Anna Cerezo, ABS-CBN News

Posted at Jun 21 2022 06:57 PM | Updated as of Jun 21 2022 11:32 PM

18 hours of work for loose change
Jeepney driver Artemio Singko contemplates his future as he goes to the terminal in Manila in the early morning of June 20, 2022 to ply his usual route. Anna Cerezo, ABS-CBN News

After 18 hours on the road, jeepney driver Artemio Singko, 54, worries he will again be taking home loose change.

Singko left his home in Taytay, Rizal at about 2 a.m. of Monday and headed right away to AGUAJODA terminal in Manila to pick up passengers. 

But even after an arduous day on the streets, Singko is still left dejected. 

By 7 p.m., he had less than P300 (about $5.51) in loose change as his entire net earning for the day.

“May papel ako sa bulsa pero pang diesel yun. Higit P2,000 na nagastos ko sa pakarga ngayong araw. Naghahabol pa ko ng biyahe ulit,” he said.

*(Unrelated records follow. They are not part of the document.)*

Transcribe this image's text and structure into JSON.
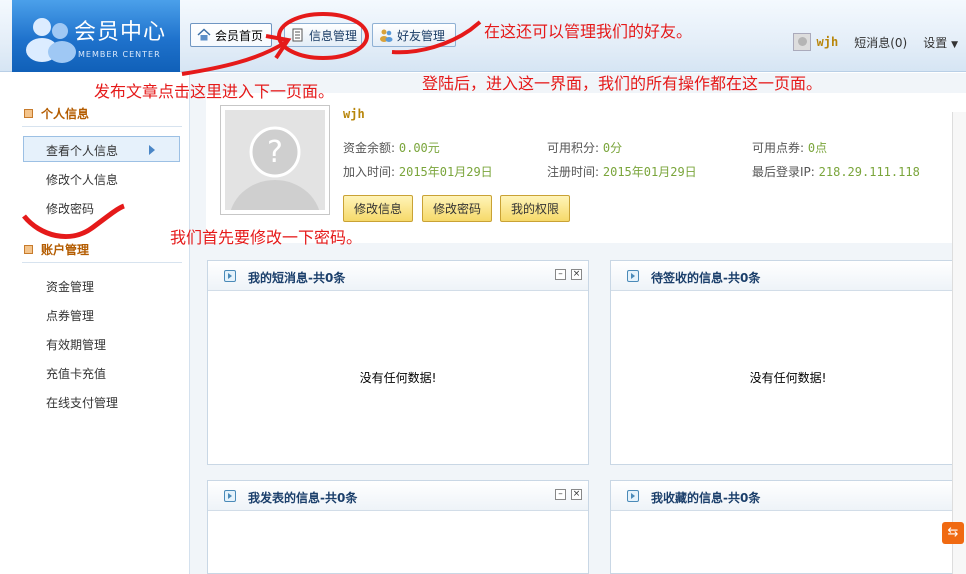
{
  "header": {
    "logo_title": "会员中心",
    "logo_sub": "MEMBER CENTER",
    "tabs": [
      {
        "label": "会员首页",
        "icon": "home-icon",
        "active": true
      },
      {
        "label": "信息管理",
        "icon": "document-icon",
        "active": false
      },
      {
        "label": "好友管理",
        "icon": "friends-icon",
        "active": false
      }
    ],
    "username": "wjh",
    "messages": "短消息(0)",
    "settings": "设置"
  },
  "sidebar": {
    "personal_title": "个人信息",
    "personal_items": [
      "查看个人信息",
      "修改个人信息",
      "修改密码"
    ],
    "account_title": "账户管理",
    "account_items": [
      "资金管理",
      "点券管理",
      "有效期管理",
      "充值卡充值",
      "在线支付管理"
    ]
  },
  "profile": {
    "name": "wjh",
    "balance_label": "资金余额:",
    "balance_value": "0.00元",
    "points_label": "可用积分:",
    "points_value": "0分",
    "coupons_label": "可用点券:",
    "coupons_value": "0点",
    "joined_label": "加入时间:",
    "joined_value": "2015年01月29日",
    "registered_label": "注册时间:",
    "registered_value": "2015年01月29日",
    "lastip_label": "最后登录IP:",
    "lastip_value": "218.29.111.118",
    "buttons": [
      "修改信息",
      "修改密码",
      "我的权限"
    ]
  },
  "panels": [
    {
      "title": "我的短消息-共0条",
      "empty": "没有任何数据!"
    },
    {
      "title": "待签收的信息-共0条",
      "empty": "没有任何数据!"
    },
    {
      "title": "我发表的信息-共0条",
      "empty": ""
    },
    {
      "title": "我收藏的信息-共0条",
      "empty": ""
    }
  ],
  "annotations": {
    "friends": "在这还可以管理我们的好友。",
    "publish": "发布文章点击这里进入下一页面。",
    "login": "登陆后，进入这一界面，我们的所有操作都在这一页面。",
    "password": "我们首先要修改一下密码。"
  },
  "colors": {
    "annotation": "#e51a1a",
    "accent": "#1f72cc",
    "username": "#b8860b",
    "value": "#7aa53b"
  }
}
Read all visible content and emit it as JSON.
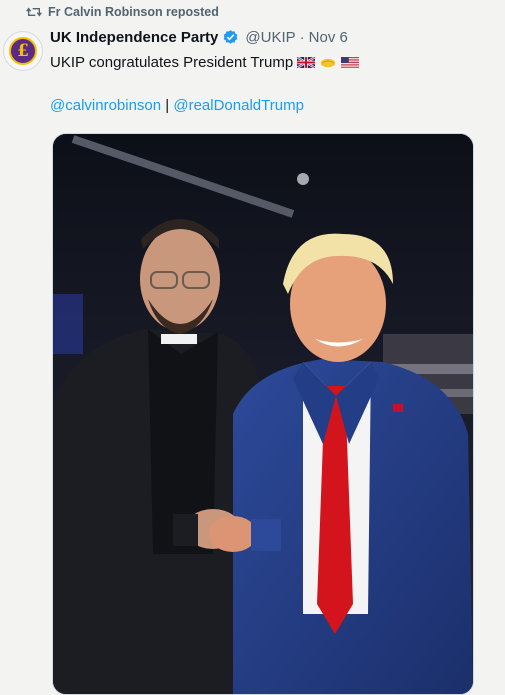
{
  "repost": {
    "icon": "repost-icon",
    "text": "Fr Calvin Robinson reposted"
  },
  "author": {
    "avatar_glyph": "£",
    "name": "UK Independence Party",
    "verified_icon": "verified-badge-icon",
    "handle": "@UKIP",
    "separator": "·",
    "date": "Nov 6"
  },
  "tweet": {
    "text": "UKIP congratulates President Trump",
    "emojis": [
      "uk-flag-icon",
      "handshake-icon",
      "us-flag-icon"
    ],
    "mentions": [
      "@calvinrobinson",
      "@realDonaldTrump"
    ],
    "mention_separator": " | "
  },
  "media": {
    "type": "photo"
  },
  "colors": {
    "link": "#1d9bf0",
    "muted": "#536471",
    "verified": "#1d9bf0",
    "avatar_bg": "#5b2a86",
    "avatar_accent": "#f2c200"
  }
}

(I have some bills in my pocket but it's allotted for fuel. I spent more than P2,000 already for fuel today. So I will try to continue taking passengers.)

He continued: “Di na kami kumakain nang maayos. Kinakain na lang namin, pakbet, isang supot. Isang balot ng pakbet, bente. Dalawa bibilhin kasi apat anak ko. Paano pagkakasyahin yun?”

(Our food purchases have been affected. We just settle for pakbet nowadays. One order costs P20, but I get two because I have four children. Still, how do you think can that be enough for us?)

18 hours of work for loose change
Jeepney driver Artemio Singko shows the loose change from his collection box as he grapples with the high cost of fuel for his jeepney unit, on June 20, 2022. Anna Cerezo, ABS-CBN News

Earning P200-300 these days requires perseverance and a lot of luck, Singko said. 

Apart from the rising price of diesel, jeepney drivers are still struggling to get passengers.

“Hindi na ako bumabiyahe ng Sabado, Linggo. Kung may pasok nga, walang pasahero, sa mga araw na iyan pa kaya?” he said.

(I don't ply on Saturdays and Sundays anymore. Passengers are already scarce on workdays, how much more on weekends?) 

To make ends meet, Singko has borrowed heavily during the pandemic. His debt is now at P20,000 (about $367). 

“Dati ng bago pandemic, 1k isang araw. Ngayon, may onti tao, kala namin, ok na. Pero pumasok ng pumasok taas ng diesel. Nawala kita namin,” he shared.

(Before the pandemic struck, we were earning P1,000 per day. Now, with people already allowed to go out, we thought we'll be fine again. But the cost of diesel kept on rising. So we lost our earnings.)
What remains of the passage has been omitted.